Мутные сумерки. Люди спешат на работу.
Таким Нина впервые увидела Рогожин.
Скажи, по каким местам пролегают твои маршруты – и я скажу, кто ты.
Что если, соединив все эти точки на карте, мы узнаем про себя что-нибудь особенное – увидим силуэт судьбы, тайный знак, которым каждый отмечен? У одного получится пентаграмма, у другого – треугольник, у третьего – квадрат, по равным сторонам которого человек носится всю жизнь как белка в колесе. Но скорее всего это будет цветок, чья сердцевина – какая-нибудь захудалая станция метро, где у человека дом, а лепестки – районы, куда он наведывается по работе или по какой-то другой надобности.

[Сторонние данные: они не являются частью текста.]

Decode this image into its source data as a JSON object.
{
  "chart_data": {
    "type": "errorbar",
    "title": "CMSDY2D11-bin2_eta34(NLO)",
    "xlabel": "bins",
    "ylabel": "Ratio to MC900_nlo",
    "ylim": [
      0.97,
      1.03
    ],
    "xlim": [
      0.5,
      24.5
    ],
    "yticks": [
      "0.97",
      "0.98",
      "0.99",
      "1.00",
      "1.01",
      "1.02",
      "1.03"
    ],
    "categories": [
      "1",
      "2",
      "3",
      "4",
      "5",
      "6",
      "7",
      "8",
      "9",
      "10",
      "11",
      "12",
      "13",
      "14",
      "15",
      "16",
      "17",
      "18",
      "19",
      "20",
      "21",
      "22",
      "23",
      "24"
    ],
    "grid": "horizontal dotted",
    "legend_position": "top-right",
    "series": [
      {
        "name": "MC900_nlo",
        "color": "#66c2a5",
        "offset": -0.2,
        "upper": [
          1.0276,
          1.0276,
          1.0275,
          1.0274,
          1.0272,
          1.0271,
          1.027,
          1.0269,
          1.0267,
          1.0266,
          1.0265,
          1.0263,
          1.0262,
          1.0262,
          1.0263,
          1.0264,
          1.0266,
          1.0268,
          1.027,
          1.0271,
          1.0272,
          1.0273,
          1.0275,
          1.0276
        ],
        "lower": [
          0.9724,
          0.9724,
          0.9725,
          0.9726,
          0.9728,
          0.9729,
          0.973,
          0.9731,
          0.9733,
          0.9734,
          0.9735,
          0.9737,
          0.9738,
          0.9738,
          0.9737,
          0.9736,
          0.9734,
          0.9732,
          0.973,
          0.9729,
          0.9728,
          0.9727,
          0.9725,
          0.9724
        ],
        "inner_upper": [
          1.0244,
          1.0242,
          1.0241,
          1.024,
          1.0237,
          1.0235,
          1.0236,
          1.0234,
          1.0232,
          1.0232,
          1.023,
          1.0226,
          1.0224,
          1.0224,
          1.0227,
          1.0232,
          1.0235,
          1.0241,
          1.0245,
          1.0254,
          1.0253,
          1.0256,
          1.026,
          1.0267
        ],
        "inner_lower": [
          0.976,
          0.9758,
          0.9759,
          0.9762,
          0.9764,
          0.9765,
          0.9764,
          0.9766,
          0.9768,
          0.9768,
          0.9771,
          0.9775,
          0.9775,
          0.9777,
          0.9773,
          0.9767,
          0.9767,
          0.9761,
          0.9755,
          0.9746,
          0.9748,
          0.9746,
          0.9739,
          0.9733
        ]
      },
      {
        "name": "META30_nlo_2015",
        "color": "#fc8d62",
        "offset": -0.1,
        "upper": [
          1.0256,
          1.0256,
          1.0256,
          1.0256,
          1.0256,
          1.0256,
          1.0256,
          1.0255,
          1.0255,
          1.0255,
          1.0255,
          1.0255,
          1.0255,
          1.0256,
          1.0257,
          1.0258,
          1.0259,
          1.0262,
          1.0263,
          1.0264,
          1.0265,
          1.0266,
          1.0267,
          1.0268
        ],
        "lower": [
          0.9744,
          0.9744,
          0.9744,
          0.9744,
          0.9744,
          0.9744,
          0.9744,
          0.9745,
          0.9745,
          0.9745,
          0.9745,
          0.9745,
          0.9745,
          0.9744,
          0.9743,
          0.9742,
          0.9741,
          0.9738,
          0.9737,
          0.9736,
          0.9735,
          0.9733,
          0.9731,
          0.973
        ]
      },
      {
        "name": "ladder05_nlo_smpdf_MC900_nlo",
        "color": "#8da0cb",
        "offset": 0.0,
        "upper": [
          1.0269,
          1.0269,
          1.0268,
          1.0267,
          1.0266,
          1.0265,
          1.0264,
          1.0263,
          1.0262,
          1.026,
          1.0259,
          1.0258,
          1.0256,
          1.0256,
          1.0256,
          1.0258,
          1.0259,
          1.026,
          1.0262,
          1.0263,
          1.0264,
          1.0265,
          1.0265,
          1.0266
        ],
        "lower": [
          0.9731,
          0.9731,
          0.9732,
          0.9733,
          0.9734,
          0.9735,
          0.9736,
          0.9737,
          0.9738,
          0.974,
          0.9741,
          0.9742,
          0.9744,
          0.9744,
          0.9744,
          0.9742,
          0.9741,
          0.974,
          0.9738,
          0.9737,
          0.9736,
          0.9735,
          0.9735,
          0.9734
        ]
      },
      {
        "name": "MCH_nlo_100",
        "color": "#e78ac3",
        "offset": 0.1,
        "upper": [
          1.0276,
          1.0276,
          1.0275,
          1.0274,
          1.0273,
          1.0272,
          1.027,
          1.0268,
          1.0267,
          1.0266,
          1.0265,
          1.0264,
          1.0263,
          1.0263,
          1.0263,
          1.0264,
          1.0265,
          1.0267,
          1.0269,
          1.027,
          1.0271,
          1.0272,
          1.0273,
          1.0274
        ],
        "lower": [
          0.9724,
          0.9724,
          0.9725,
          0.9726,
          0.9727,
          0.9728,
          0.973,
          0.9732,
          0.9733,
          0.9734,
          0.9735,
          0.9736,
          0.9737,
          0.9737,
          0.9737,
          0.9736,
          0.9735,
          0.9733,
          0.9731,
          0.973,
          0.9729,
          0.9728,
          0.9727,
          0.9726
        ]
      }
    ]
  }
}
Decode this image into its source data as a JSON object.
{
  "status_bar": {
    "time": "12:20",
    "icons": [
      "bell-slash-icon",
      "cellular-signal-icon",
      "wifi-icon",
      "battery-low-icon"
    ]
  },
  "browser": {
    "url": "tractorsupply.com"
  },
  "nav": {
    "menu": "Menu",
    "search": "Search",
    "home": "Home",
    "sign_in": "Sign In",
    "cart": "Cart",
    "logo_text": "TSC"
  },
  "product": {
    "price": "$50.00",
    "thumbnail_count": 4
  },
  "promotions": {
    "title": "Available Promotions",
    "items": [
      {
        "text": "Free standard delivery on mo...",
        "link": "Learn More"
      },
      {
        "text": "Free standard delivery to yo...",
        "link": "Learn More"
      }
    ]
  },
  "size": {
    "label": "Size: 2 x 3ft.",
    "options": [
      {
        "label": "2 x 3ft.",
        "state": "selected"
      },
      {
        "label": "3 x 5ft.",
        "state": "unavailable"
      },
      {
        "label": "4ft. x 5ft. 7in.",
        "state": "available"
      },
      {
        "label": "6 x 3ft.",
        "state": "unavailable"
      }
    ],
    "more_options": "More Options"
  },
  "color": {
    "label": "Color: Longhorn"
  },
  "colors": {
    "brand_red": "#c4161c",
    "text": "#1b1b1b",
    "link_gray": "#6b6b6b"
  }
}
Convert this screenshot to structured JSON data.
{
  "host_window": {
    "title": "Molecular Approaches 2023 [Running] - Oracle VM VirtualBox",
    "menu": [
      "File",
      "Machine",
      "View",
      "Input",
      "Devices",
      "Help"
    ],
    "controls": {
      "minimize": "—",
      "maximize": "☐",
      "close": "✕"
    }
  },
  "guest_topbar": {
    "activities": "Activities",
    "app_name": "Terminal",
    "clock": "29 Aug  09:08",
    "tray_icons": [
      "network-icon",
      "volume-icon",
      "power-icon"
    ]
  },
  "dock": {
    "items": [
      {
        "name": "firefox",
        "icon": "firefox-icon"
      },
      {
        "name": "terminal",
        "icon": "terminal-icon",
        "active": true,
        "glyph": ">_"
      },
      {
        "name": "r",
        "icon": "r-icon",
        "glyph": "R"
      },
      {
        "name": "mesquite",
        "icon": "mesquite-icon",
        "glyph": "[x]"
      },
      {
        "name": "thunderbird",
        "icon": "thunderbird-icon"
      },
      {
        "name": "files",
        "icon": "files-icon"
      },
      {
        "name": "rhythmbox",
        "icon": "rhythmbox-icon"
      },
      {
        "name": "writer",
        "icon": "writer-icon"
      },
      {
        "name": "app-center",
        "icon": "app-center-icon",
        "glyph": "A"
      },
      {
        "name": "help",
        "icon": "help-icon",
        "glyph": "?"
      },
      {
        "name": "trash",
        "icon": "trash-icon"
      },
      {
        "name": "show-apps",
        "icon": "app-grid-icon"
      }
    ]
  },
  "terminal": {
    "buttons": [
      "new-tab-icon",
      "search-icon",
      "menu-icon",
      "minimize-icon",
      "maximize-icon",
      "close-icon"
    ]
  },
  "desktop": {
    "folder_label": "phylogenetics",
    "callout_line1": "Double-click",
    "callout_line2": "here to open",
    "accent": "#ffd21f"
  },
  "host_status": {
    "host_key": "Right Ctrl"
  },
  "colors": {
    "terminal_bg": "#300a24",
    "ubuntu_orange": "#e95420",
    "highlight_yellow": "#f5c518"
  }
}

У одних – колокольчик, у других – ромашка, у третьих – гвоздика или чертополох.
Силуэт Нининой судьбы представлял собой трапецию, расположенную между четырьмя точками на карте Москвы. Конечно, время от времени появлялись новые маршруты, но это случалось нечасто, и поэтому на ее личной карте они были бы обозначены бледным пунктиром.